“There is no telling. But we want you to be careful when you go out. You don’t want to fall in with such a bad egg as Davenport.”

“You boys had better be careful yourselves,” broke in Mary. “I guess that man would rather do something to you than to us. From all accounts, he hates you and Uncle Dick like poison.”

“Oh, Jack, do be careful!” said Ruth, when the boys were ready to depart. “Why, for all you know, that rascal might try to shoot you!”

“You be careful, too, Fred,” came from May Powell. “Perhaps the fellow will try to rob you, just to get square for what he lost in the oil fields.”

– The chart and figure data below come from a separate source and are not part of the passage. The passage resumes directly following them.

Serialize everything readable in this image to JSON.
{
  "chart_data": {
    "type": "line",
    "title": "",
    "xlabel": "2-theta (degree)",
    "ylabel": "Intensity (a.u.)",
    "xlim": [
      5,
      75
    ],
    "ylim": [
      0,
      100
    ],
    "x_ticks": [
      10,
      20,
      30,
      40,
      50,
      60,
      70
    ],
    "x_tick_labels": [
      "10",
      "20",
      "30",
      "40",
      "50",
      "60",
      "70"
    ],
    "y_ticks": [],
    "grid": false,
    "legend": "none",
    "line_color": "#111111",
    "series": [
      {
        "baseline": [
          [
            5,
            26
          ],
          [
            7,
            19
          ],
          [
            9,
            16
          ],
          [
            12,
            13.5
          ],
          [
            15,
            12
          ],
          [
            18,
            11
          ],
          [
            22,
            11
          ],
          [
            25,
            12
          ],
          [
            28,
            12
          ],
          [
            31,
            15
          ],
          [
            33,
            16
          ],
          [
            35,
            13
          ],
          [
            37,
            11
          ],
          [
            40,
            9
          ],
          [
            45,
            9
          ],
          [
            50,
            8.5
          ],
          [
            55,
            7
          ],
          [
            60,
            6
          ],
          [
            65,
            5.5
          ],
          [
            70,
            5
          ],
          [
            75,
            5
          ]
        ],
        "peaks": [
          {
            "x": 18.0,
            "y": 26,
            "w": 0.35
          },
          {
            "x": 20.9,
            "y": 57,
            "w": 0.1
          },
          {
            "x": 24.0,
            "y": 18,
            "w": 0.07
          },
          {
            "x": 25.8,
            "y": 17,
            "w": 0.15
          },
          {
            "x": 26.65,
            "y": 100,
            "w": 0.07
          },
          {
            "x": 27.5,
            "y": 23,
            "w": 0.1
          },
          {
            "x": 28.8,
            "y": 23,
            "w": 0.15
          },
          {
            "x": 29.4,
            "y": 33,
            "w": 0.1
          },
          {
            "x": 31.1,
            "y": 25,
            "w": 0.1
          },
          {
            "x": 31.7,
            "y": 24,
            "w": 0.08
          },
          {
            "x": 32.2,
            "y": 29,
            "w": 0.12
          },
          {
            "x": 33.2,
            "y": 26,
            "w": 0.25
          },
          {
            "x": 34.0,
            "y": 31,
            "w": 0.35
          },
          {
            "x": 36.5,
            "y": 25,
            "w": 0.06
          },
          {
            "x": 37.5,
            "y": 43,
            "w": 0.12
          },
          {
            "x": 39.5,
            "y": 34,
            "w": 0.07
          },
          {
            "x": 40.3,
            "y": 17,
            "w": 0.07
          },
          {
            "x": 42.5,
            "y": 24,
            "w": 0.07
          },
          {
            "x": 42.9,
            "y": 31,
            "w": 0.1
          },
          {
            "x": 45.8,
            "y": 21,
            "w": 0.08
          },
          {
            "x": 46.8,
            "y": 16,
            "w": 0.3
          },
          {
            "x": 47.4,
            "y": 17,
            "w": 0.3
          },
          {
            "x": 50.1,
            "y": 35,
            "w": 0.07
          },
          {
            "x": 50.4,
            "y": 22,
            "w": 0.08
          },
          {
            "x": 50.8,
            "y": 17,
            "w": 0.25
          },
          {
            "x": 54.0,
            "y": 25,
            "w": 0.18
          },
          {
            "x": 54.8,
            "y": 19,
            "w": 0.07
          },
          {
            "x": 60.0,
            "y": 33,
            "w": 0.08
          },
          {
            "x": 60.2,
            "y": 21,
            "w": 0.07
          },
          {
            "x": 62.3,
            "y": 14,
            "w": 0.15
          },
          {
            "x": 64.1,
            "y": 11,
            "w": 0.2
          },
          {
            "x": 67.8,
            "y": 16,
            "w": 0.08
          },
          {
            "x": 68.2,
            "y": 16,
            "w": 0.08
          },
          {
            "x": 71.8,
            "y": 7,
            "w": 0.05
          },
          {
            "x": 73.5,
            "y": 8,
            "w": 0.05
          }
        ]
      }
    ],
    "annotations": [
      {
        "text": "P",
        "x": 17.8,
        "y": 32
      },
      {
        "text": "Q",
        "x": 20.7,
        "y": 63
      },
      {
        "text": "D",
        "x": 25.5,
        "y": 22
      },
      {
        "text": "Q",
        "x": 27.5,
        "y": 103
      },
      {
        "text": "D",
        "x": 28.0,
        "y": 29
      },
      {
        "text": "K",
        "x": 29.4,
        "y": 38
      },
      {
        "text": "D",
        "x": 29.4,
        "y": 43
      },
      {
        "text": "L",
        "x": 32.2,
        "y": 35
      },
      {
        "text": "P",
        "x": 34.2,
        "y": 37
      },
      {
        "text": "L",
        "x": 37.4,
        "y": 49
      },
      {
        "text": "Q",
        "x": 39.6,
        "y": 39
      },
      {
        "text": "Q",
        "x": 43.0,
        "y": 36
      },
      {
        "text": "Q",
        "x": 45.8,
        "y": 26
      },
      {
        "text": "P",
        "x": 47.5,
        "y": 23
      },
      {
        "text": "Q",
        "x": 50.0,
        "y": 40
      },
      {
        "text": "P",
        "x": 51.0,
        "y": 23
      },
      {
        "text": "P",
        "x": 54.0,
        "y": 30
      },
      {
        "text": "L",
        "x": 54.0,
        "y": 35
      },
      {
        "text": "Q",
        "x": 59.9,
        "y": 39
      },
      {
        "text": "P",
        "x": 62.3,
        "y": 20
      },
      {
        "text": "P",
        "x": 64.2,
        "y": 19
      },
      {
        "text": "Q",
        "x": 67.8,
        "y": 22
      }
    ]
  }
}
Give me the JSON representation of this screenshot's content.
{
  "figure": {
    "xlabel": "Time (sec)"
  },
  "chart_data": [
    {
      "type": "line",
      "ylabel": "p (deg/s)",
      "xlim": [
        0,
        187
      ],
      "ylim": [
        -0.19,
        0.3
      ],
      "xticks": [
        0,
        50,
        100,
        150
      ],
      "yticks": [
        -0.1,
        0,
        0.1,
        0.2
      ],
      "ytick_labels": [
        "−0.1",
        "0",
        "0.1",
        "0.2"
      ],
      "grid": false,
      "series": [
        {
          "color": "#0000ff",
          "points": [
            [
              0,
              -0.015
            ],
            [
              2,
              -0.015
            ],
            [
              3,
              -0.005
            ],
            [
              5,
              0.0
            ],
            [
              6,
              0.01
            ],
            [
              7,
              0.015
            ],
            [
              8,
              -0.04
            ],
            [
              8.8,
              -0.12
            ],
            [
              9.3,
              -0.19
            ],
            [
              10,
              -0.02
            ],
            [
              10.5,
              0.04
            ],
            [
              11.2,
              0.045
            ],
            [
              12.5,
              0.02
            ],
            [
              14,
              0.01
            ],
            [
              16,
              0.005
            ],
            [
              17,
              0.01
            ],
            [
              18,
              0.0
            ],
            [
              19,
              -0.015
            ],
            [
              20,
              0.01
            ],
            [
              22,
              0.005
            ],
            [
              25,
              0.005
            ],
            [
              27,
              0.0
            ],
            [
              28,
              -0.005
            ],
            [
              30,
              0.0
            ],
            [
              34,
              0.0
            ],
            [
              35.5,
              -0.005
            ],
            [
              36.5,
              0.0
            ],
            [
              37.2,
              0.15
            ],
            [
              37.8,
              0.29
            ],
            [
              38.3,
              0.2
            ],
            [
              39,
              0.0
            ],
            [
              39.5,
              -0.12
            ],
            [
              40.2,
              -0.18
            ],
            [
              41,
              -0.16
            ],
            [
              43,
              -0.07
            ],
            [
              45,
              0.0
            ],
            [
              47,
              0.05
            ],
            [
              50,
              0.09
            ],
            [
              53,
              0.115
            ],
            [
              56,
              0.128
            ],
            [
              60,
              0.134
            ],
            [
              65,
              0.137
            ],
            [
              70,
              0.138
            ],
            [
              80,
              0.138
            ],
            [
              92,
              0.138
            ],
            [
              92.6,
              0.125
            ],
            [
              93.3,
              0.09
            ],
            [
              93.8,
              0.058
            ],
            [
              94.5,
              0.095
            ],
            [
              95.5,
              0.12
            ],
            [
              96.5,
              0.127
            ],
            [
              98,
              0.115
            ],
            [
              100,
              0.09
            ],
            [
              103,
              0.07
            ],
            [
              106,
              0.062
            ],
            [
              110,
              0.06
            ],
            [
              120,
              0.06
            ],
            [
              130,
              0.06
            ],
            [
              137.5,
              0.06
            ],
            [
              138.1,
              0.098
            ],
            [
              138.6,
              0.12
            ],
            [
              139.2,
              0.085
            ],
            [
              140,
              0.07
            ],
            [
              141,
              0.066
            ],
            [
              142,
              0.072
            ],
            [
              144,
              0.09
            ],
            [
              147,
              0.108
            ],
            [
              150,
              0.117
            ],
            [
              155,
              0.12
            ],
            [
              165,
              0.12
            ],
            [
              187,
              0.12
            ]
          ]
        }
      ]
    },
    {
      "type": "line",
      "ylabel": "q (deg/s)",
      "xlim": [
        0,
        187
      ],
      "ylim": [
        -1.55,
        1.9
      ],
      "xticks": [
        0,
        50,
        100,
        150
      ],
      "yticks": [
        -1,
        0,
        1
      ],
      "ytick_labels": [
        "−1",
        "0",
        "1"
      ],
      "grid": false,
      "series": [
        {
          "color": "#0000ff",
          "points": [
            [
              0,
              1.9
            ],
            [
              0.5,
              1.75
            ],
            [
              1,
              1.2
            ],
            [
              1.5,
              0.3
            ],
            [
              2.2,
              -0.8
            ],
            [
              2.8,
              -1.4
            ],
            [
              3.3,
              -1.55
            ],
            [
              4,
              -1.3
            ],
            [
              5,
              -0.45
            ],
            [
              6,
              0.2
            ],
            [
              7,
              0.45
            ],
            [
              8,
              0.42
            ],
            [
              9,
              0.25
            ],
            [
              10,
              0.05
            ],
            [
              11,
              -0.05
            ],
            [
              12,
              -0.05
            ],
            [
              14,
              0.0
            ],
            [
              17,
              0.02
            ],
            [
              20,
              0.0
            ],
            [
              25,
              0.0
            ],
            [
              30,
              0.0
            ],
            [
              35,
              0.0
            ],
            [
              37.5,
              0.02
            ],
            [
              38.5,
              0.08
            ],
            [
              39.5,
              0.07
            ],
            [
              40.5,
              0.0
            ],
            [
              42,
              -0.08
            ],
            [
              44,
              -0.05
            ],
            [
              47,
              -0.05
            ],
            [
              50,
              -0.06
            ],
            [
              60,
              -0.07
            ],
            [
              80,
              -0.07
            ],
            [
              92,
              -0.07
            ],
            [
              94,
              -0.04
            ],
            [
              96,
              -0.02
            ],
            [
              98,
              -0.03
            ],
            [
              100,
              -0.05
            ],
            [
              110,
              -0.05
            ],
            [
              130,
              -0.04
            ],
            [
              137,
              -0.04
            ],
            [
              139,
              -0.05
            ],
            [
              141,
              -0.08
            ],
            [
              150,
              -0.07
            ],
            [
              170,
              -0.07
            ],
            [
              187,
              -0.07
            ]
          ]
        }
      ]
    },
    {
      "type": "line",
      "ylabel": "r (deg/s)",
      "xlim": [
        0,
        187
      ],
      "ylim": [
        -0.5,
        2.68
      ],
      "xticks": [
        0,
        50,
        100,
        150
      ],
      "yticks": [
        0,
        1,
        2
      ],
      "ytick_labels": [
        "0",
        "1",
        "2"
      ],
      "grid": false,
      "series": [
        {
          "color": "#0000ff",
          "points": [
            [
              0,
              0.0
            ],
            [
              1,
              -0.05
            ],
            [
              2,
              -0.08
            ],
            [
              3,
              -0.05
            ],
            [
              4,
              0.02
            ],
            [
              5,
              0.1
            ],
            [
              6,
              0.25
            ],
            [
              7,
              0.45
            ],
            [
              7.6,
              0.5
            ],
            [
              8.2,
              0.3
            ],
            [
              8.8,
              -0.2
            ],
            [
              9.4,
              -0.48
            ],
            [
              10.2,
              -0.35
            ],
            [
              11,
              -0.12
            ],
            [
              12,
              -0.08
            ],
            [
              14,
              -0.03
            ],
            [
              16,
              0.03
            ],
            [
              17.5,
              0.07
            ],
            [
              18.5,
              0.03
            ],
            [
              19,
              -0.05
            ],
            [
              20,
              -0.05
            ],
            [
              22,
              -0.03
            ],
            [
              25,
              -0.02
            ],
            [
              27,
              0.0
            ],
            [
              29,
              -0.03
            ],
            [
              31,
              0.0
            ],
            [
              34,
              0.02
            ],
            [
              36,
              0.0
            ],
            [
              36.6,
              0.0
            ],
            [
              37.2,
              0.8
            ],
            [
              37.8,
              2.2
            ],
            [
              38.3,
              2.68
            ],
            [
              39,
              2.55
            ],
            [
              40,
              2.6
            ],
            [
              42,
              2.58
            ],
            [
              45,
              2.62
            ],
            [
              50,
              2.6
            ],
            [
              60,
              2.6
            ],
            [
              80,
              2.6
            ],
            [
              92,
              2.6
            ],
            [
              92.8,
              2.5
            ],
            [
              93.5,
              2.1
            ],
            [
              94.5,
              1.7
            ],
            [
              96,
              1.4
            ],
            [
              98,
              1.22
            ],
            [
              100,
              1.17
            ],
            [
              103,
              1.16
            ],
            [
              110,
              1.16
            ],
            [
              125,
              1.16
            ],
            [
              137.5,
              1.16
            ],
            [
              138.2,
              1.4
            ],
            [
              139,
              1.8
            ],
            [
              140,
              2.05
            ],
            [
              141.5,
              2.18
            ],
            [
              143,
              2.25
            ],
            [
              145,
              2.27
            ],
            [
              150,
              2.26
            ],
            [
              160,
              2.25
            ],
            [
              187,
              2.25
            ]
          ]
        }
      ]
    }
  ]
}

The girls were also deep in their examinations, and as they had still some writing and studying to do the boys did not remain as long as they might otherwise have done. Returning to Colby Hall, they tried to dismiss Carson Davenport from their minds and pitch into the work that still remained to be done on their compositions.

So far Jack and Fred had done very well and each felt certain that up to that point he had scored at least ninety-five per cent. The twins were not so fortunate, but as Andy expressed it, “they hoped they hit the ninety mark, anyway.”

“Latin is what gets me,” groaned Andy. “Whoever wanted to invent such a beastly language, anyway? Why couldn’t they talk United States and be done with it?”

“It’s mathematics that’s my bugbear,” said his twin. “The fellow who got up square root and cube root in that science ought to be hung.”

“Just wait until I get through with these books,” went on Andy. “If they won’t make the most dandy bonfire you ever saw, then I’ll miss my guess.”

The one humble boy around Colby Hall those days was Henry Stowell. Following the incident connected with the explosion of the cannon the sneak had not appeared for several days in the classrooms. When he did show up he had little to say and he did his best to avoid the Rovers.